Votes against UK executive pay fall 18 percent in two years

‘No’ votes on pay average 6.6 percent so far in 2013, down from 7.6 percent last year

Votes against executive pay deals in the UK have fallen for the last couple of years, despite continued compensation increases, as public outrage over perceived exorbitant pay packages subsides, according to research by news agency Reuters.

The average vote against executive pay at FTSE 100 companies dropped by 18 percent in the last two years, according to the study, based on results from the 2013 AGMs of more than 70 percent of the companies. ‘No’ votes on executive pay packages have averaged 6.6 percent so far this year from 7.6 percent last year and 8 percent in 2011, the agency says. At the same time, the number of abstentions dropped to 2.2 percent so far this year from 2.4 percent in 2012 and 3.6 percent in 2011.

While the number of ‘no’ votes and abstentions declined last year, executive pay has increased by more than 10 percent since 2011, according to a study by consultancy MM&K and proxy voting firm Manifest.

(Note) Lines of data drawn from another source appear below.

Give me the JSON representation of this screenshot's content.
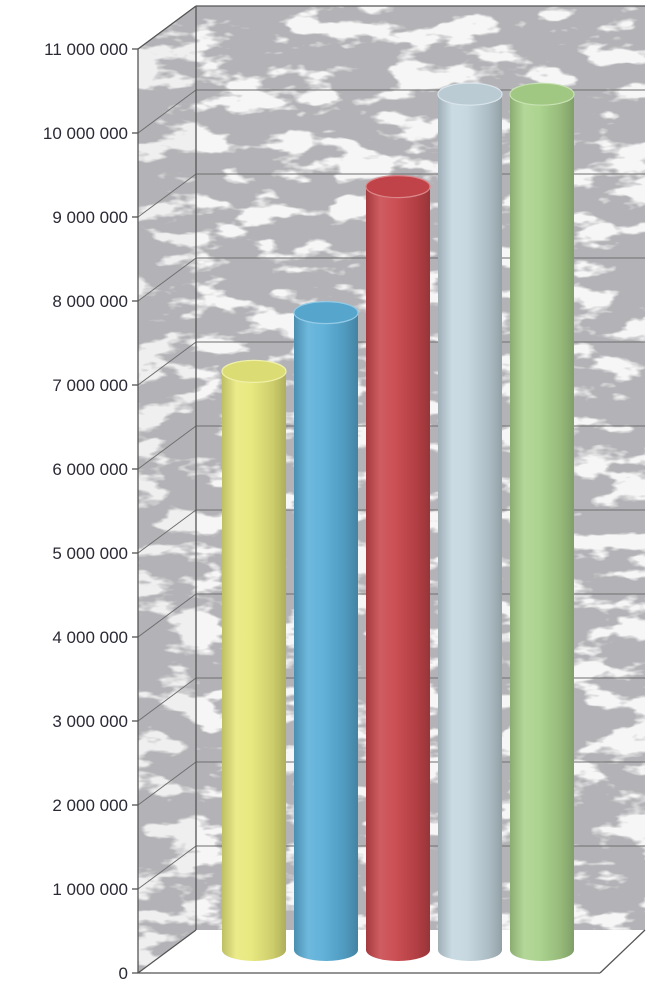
{
  "chart_data": {
    "type": "bar",
    "style": "3d-cylinder",
    "title": "",
    "xlabel": "",
    "ylabel": "",
    "categories": [
      "",
      "",
      "",
      "",
      ""
    ],
    "values": [
      6900000,
      7600000,
      9100000,
      10200000,
      10200000
    ],
    "colors": [
      "#e8e87a",
      "#5aaed8",
      "#c9474c",
      "#c4d6df",
      "#a9d28a"
    ],
    "ylim": [
      0,
      11000000
    ],
    "yticks": [
      0,
      1000000,
      2000000,
      3000000,
      4000000,
      5000000,
      6000000,
      7000000,
      8000000,
      9000000,
      10000000,
      11000000
    ],
    "ytick_labels": [
      "0",
      "1 000 000",
      "2 000 000",
      "3 000 000",
      "4 000 000",
      "5 000 000",
      "6 000 000",
      "7 000 000",
      "8 000 000",
      "9 000 000",
      "10 000 000",
      "11 000 000"
    ],
    "grid": true,
    "legend": "none",
    "background": "grey-marble-texture"
  }
}
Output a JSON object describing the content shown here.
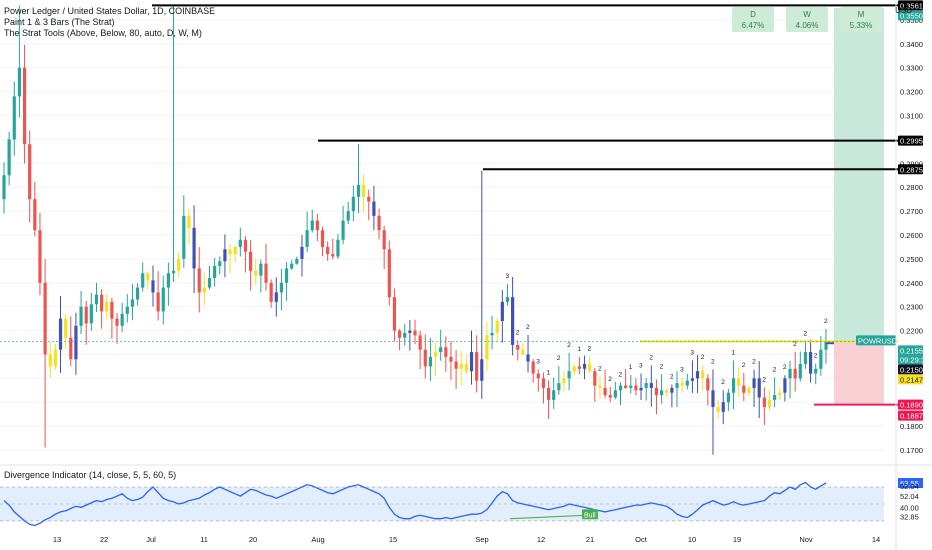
{
  "legend": {
    "symbol": "Power Ledger / United States Dollar, 1D, COINBASE",
    "ind1": "Paint 1 & 3 Bars (The Strat)",
    "ind2": "The Strat Tools (Above, Below, 80, auto, D, W, M)",
    "osc": "Divergence Indicator (14, close, 5, 5, 60, 5)"
  },
  "timeframes": [
    {
      "label": "D",
      "pct": "6.47%"
    },
    {
      "label": "W",
      "pct": "4.06%"
    },
    {
      "label": "M",
      "pct": "5.33%"
    }
  ],
  "currency": "USD",
  "colors": {
    "up": "#26a69a",
    "down": "#ef5350",
    "blue": "#3f51b5",
    "yellow": "#f7e01d",
    "osc": "#2962ff",
    "bull": "#4caf50"
  },
  "chart_data": {
    "type": "candlestick",
    "ylim": [
      0.165,
      0.3575
    ],
    "y_ticks": [
      "0.3500",
      "0.3400",
      "0.3300",
      "0.3200",
      "0.3100",
      "0.3000",
      "0.2900",
      "0.2800",
      "0.2700",
      "0.2600",
      "0.2500",
      "0.2400",
      "0.2300",
      "0.2200",
      "0.2100",
      "0.2000",
      "0.1900",
      "0.1800",
      "0.1700"
    ],
    "x_ticks": [
      "13",
      "22",
      "Jul",
      "11",
      "20",
      "Aug",
      "15",
      "Sep",
      "12",
      "21",
      "Oct",
      "10",
      "19",
      "Nov",
      "14"
    ],
    "price_labels": [
      {
        "text": "0.3561",
        "kind": "black"
      },
      {
        "text": "0.3550",
        "kind": "green"
      },
      {
        "text": "0.2995",
        "kind": "black"
      },
      {
        "text": "0.2875",
        "kind": "black"
      },
      {
        "text": "POWRUSD",
        "kind": "green"
      },
      {
        "text": "0.2155",
        "kind": "green"
      },
      {
        "text": "09:29:36",
        "kind": "green"
      },
      {
        "text": "0.2150",
        "kind": "dark"
      },
      {
        "text": "0.2147",
        "kind": "yellow"
      },
      {
        "text": "0.1890",
        "kind": "red"
      },
      {
        "text": "0.1887",
        "kind": "red"
      }
    ],
    "levels": [
      0.3561,
      0.2995,
      0.2875
    ],
    "target_high": 0.355,
    "stop": 0.189,
    "entry": 0.2147,
    "close": 0.2155,
    "recent_high_line": 0.2155,
    "seed": 7,
    "closes": [
      0.285,
      0.3,
      0.318,
      0.33,
      0.298,
      0.275,
      0.262,
      0.24,
      0.21,
      0.205,
      0.212,
      0.225,
      0.217,
      0.208,
      0.222,
      0.23,
      0.223,
      0.231,
      0.235,
      0.228,
      0.232,
      0.225,
      0.222,
      0.227,
      0.23,
      0.233,
      0.238,
      0.244,
      0.241,
      0.236,
      0.228,
      0.238,
      0.244,
      0.245,
      0.25,
      0.268,
      0.263,
      0.246,
      0.236,
      0.238,
      0.242,
      0.247,
      0.249,
      0.254,
      0.252,
      0.255,
      0.258,
      0.253,
      0.245,
      0.243,
      0.248,
      0.24,
      0.232,
      0.236,
      0.24,
      0.246,
      0.248,
      0.25,
      0.255,
      0.262,
      0.266,
      0.262,
      0.255,
      0.252,
      0.251,
      0.258,
      0.266,
      0.27,
      0.276,
      0.281,
      0.276,
      0.274,
      0.268,
      0.262,
      0.254,
      0.234,
      0.22,
      0.217,
      0.219,
      0.22,
      0.218,
      0.212,
      0.205,
      0.209,
      0.211,
      0.213,
      0.209,
      0.207,
      0.204,
      0.206,
      0.203,
      0.211,
      0.199,
      0.208,
      0.218,
      0.219,
      0.224,
      0.232,
      0.234,
      0.214,
      0.212,
      0.21,
      0.207,
      0.202,
      0.2,
      0.196,
      0.191,
      0.195,
      0.198,
      0.2,
      0.203,
      0.205,
      0.204,
      0.206,
      0.203,
      0.197,
      0.196,
      0.193,
      0.192,
      0.195,
      0.197,
      0.196,
      0.197,
      0.195,
      0.196,
      0.198,
      0.196,
      0.193,
      0.195,
      0.194,
      0.196,
      0.198,
      0.197,
      0.199,
      0.2,
      0.203,
      0.2,
      0.195,
      0.188,
      0.186,
      0.19,
      0.194,
      0.2,
      0.197,
      0.194,
      0.196,
      0.2,
      0.192,
      0.188,
      0.191,
      0.193,
      0.194,
      0.2,
      0.204,
      0.2,
      0.206,
      0.211,
      0.202,
      0.204,
      0.212,
      0.2155
    ],
    "osc": {
      "type": "line",
      "ylim": [
        22,
        68
      ],
      "y_ticks": [
        "63.55",
        "52.04",
        "52.04",
        "40.00",
        "32.85"
      ],
      "band": [
        30,
        60
      ],
      "last": 63.55,
      "bull_label": "Bull",
      "values": [
        48,
        44,
        38,
        34,
        30,
        27,
        26,
        28,
        31,
        33,
        36,
        38,
        39,
        41,
        43,
        42,
        44,
        46,
        48,
        47,
        49,
        50,
        52,
        54,
        50,
        48,
        49,
        51,
        56,
        60,
        55,
        50,
        48,
        47,
        45,
        46,
        48,
        49,
        50,
        53,
        55,
        58,
        60,
        58,
        56,
        54,
        52,
        55,
        58,
        57,
        55,
        53,
        52,
        50,
        52,
        54,
        56,
        58,
        60,
        62,
        61,
        59,
        57,
        55,
        54,
        56,
        58,
        60,
        61,
        62,
        60,
        58,
        56,
        54,
        50,
        42,
        36,
        33,
        32,
        32,
        34,
        35,
        34,
        33,
        32,
        32,
        33,
        32,
        33,
        34,
        35,
        36,
        36,
        37,
        40,
        46,
        52,
        56,
        54,
        48,
        46,
        45,
        44,
        43,
        42,
        41,
        40,
        41,
        42,
        43,
        45,
        44,
        43,
        42,
        41,
        40,
        39,
        38,
        39,
        40,
        41,
        42,
        43,
        44,
        44,
        45,
        46,
        45,
        44,
        43,
        40,
        36,
        34,
        33,
        36,
        40,
        44,
        46,
        48,
        46,
        44,
        45,
        47,
        45,
        44,
        45,
        46,
        47,
        48,
        52,
        55,
        54,
        57,
        60,
        58,
        62,
        64,
        60,
        58,
        61,
        63.55
      ]
    }
  }
}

The result therefore shows the lower level of shareholder dissent is unlikely to stem from actual changes to corporate executive pay policy.

While the votes so far are only advisory, the decline in ‘no’ votes on executive pay comes before new regulation gives shareholders the right to reject changes to pay policy at AGMs and vote down existing pay policy once every three years.

Angeli Benham, the UK corporate governance manager at Legal & General Investment Management who lobbied against pay deals she saw as excessive in the past, says the decline in ‘no’ votes and abstentions is a result of recent pay battles, such as the majority ‘no’ votes against executive pay proposals at WPP and Aviva last year.

‘A lot of the companies I worked against last year did come and chat to shareholders and most of them have made significant changes to their remuneration,’ Benham tells Reuters. ‘Other shareholders are now engaging more with companies... and companies that haven’t engaged with us in the past are coming forward.’

A freshly released survey of UK investors by the Investment Management Association (IMA) shows investor engagement with the companies they invest in increased last year over 2011. The most common subject of the engagement, according to the IMA, is pay.